A ces mots, il jeta les sorts sur l’assemblée, et chacun ramassa celui qui était tombé près de lui […], et connut alors le rang qui lui était échu pour choisir. Après cela, le même hiérophante étala sur terre devant eux les modèles de vie, dont le nombre surpassait de beaucoup celui des âmes présentes. Il y en avait de toutes sortes : toutes les vies possibles d’animaux et toutes les vies humaines; on y trouvait des tyrannies, les unes durables jusqu’à la mort, les autres interrompues au milieu et finissant par la pauvreté, l’exil, la mendicité; il y avait aussi des vies d’hommes renommés soit pour la beauté de leur corps et de leur visage ou pour leur vigueur et leur force à la lutte, soit pour leur noblesse et les grandes qualités de leurs ancêtres. Il y avait aussi des vies d’hommes obscurs, sous tous ces rapports, et des vies de femmes de la même variété […]. Quant aux autres éléments de notre condition, ils étaient mélangés les uns avec les autres et avec la richesse et la pauvreté, avec la maladie, avec la santé. Il y avait aussi des partages moyens entre ces extrêmes […].

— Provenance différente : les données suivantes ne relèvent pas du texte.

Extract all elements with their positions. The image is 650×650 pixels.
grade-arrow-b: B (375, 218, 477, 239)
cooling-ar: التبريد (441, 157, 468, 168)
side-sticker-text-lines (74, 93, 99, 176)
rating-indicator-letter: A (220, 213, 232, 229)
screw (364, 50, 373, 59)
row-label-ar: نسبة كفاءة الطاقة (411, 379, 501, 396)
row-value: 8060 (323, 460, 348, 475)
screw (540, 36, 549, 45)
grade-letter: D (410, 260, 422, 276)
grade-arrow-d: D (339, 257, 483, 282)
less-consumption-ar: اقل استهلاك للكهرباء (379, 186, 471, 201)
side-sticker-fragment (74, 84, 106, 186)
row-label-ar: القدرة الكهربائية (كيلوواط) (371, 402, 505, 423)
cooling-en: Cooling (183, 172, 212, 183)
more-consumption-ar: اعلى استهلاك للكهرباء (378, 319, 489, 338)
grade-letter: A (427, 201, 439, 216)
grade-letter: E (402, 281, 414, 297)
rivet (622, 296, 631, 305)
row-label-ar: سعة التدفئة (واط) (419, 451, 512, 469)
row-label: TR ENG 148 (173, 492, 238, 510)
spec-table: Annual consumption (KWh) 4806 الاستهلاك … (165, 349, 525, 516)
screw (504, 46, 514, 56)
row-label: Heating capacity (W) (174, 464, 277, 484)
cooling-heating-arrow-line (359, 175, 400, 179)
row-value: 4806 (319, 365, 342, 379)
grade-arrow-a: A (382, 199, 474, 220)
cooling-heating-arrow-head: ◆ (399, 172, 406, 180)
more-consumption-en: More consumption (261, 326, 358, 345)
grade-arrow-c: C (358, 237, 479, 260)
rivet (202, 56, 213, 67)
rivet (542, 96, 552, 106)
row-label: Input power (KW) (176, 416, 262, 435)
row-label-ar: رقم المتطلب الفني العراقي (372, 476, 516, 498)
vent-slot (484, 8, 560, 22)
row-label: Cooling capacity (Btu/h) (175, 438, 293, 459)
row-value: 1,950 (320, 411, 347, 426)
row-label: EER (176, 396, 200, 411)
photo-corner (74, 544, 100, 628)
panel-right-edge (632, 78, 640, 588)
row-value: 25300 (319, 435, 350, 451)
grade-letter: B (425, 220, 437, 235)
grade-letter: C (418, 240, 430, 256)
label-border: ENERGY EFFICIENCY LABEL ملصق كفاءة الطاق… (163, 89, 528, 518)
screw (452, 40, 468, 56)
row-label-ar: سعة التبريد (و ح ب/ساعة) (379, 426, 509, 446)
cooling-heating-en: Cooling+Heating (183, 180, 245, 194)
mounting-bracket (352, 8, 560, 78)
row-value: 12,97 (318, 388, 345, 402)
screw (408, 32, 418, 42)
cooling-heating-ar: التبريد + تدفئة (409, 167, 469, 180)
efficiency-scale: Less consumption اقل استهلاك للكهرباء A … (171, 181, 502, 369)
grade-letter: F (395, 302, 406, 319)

Au moment même où l’hiérophante jetait les sorts, il avait, selon le rapport fait par Er, ajouté ces paroles :

« Même le dernier venu, s’il choisit judicieusement et s’efforce de bien vivre, peut ramasser une condition convenable et bonne. Que le premier choisisse avec attention, et que le dernier ne perde pas courage. »

Er le Pamphylien racontait que, lorsque l’hiérophante eut prononcé ces paroles, celui à qui était échu le premier sort, s’avançant aussitôt, choisit la plus grande tyrannie, et, emporté par l’imprudence et par une avidité gloutonne, il la prit sans avoir examiné soigneusement toutes les conséquences de son choix. Il ne vit pas que son lot le destinait à manger ses propres enfants et à d’autres horreurs; mais quand il l’eut examiné à loisir, il se frappa la poitrine et se lamenta d’avoir ainsi choisi, sans se souvenir des avertissements de l’hiérophante; car, au lieu de s’accuser lui-même de ses maux, il s’en prenait à la fortune, aux démons, à tout, plutôt qu’à lui-même […].

Enfin l’âme d’Ulysse, à qui le hasard avait assigné le dernier rang, s’avança pour choisir; mais soulagé de l’ambition par le souvenir de ses épreuves passées, elle alla cherchant longtemps la vie d’un particulier étranger aux affaires; elle eut quelque peine à en trouver une, qui gisait dans un coin, dédaignée par les autres. En l’apercevant, elle dit qu’elle aurait fait le même choix, si le sort l’eût désignée la première, et s’empressa de la prendre.